Passover is half a celebration; it recalls an incomplete redemption, the genesis of a process that is yet to be consummated. In the half-baked matza, we recall both the slavery in Egypt and the exodus from it. To leave Egypt physically is not enough; we are obliged to struggle until we are freed for good from both external and internal bondage. Ahad Ha’am, one of the leaders of the Eastern European Zionists, was fond of quoting the Maharal of Prague, who had observed that it is much harder to take the exile out of the Jews than the Jews out of the exile.

In his book Exodus and Revolution, Prof. Michael Walzer writes of Passover as the archetypal revolution; a paradigm for effective protest against tyranny. “The Book of Exodus (together with the Book of Numbers)” he observes, “is certainly the first description of revolutionary politics.” The example of the Children of Israel was used by the Catholic Savonarola, the German Peasants’ Revolt, Scottish Presbyterians John Knox and John Calvin, Oliver Cromwell and the English Protestants, the American Revolution, the American black slave community, the South African Boers, and, latterly, the Black Nationalists, Leninists in Russia, and liberation theologians in South America.

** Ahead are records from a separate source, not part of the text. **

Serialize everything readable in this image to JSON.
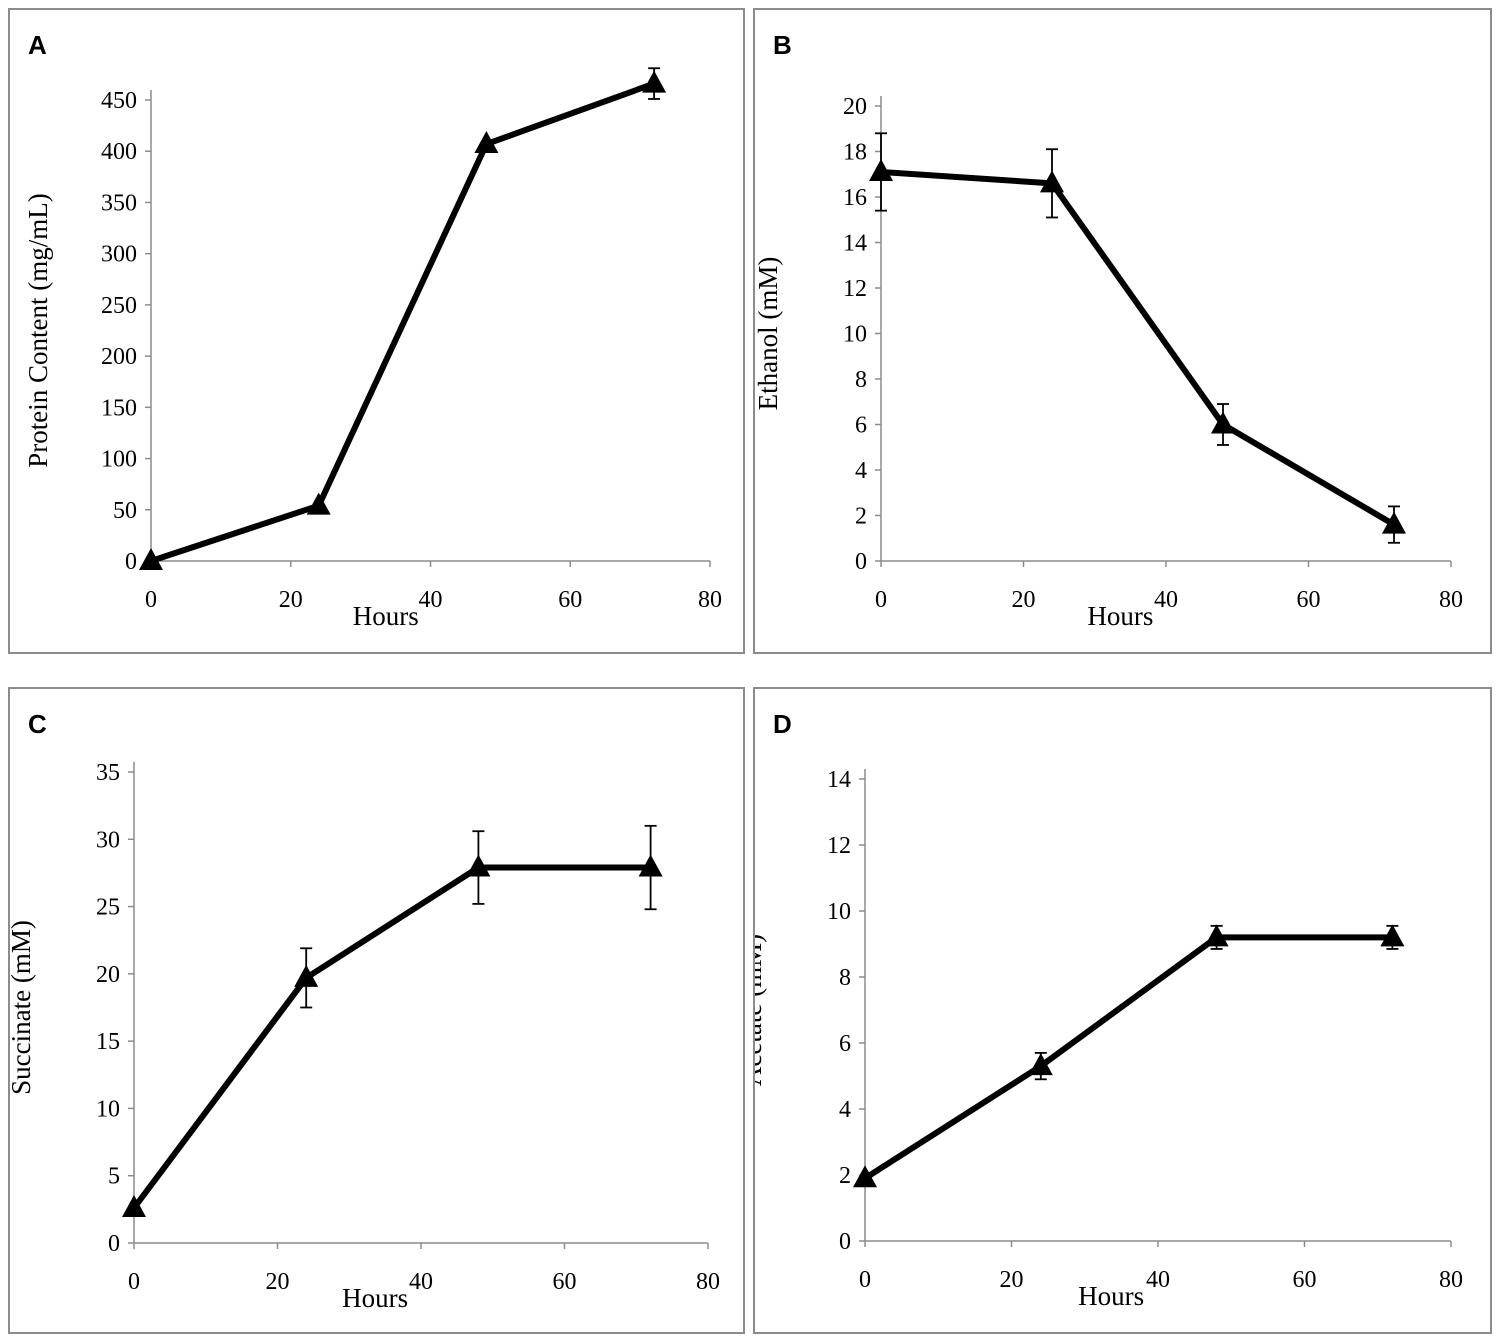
{
  "colors": {
    "line": "#000000",
    "axis": "#8c8c8c",
    "border": "#8c8c8c"
  },
  "chart_data": [
    {
      "panel": "A",
      "type": "line",
      "xlabel": "Hours",
      "ylabel": "Protein Content (mg/mL)",
      "xlim": [
        0,
        80
      ],
      "ylim": [
        0,
        450
      ],
      "xticks": [
        0,
        20,
        40,
        60,
        80
      ],
      "yticks": [
        0,
        50,
        100,
        150,
        200,
        250,
        300,
        350,
        400,
        450
      ],
      "x": [
        0,
        24,
        48,
        72
      ],
      "y": [
        0,
        54,
        407,
        466
      ],
      "err": [
        0,
        0,
        0,
        15
      ],
      "marker": "triangle"
    },
    {
      "panel": "B",
      "type": "line",
      "xlabel": "Hours",
      "ylabel": "Ethanol (mM)",
      "xlim": [
        0,
        80
      ],
      "ylim": [
        0,
        20
      ],
      "xticks": [
        0,
        20,
        40,
        60,
        80
      ],
      "yticks": [
        0,
        2,
        4,
        6,
        8,
        10,
        12,
        14,
        16,
        18,
        20
      ],
      "x": [
        0,
        24,
        48,
        72
      ],
      "y": [
        17.1,
        16.6,
        6.0,
        1.6
      ],
      "err": [
        1.7,
        1.5,
        0.9,
        0.8
      ],
      "marker": "triangle"
    },
    {
      "panel": "C",
      "type": "line",
      "xlabel": "Hours",
      "ylabel": "Succinate (mM)",
      "xlim": [
        0,
        80
      ],
      "ylim": [
        0,
        35
      ],
      "xticks": [
        0,
        20,
        40,
        60,
        80
      ],
      "yticks": [
        0,
        5,
        10,
        15,
        20,
        25,
        30,
        35
      ],
      "x": [
        0,
        24,
        48,
        72
      ],
      "y": [
        2.6,
        19.7,
        27.9,
        27.9
      ],
      "err": [
        0,
        2.2,
        2.7,
        3.1
      ],
      "marker": "triangle"
    },
    {
      "panel": "D",
      "type": "line",
      "xlabel": "Hours",
      "ylabel": "Acetate (mM)",
      "xlim": [
        0,
        80
      ],
      "ylim": [
        0,
        14
      ],
      "xticks": [
        0,
        20,
        40,
        60,
        80
      ],
      "yticks": [
        0,
        2,
        4,
        6,
        8,
        10,
        12,
        14
      ],
      "x": [
        0,
        24,
        48,
        72
      ],
      "y": [
        1.9,
        5.3,
        9.2,
        9.2
      ],
      "err": [
        0,
        0.4,
        0.35,
        0.35
      ],
      "marker": "triangle"
    }
  ]
}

As significant as these movements are, none of them do full justice to the primal Passover. The biblical event celebrates the first breath of freedom taken by a people liberated from the iron chains of Egyptian slavery. Yet, even before this first step is taken, the Hebrew slaves are beset by rules and prohibitions: They must mark the month of their exodus for all time as their premier month; they must slaughter a lamb, an Egyptian deity, and daub its blood on the doorpost of the dwelling place of their bondage; the lamb they slaughter is to be eaten by a discrete group of people only; they must eat matzah and nothing leaven for seven days, and so forth.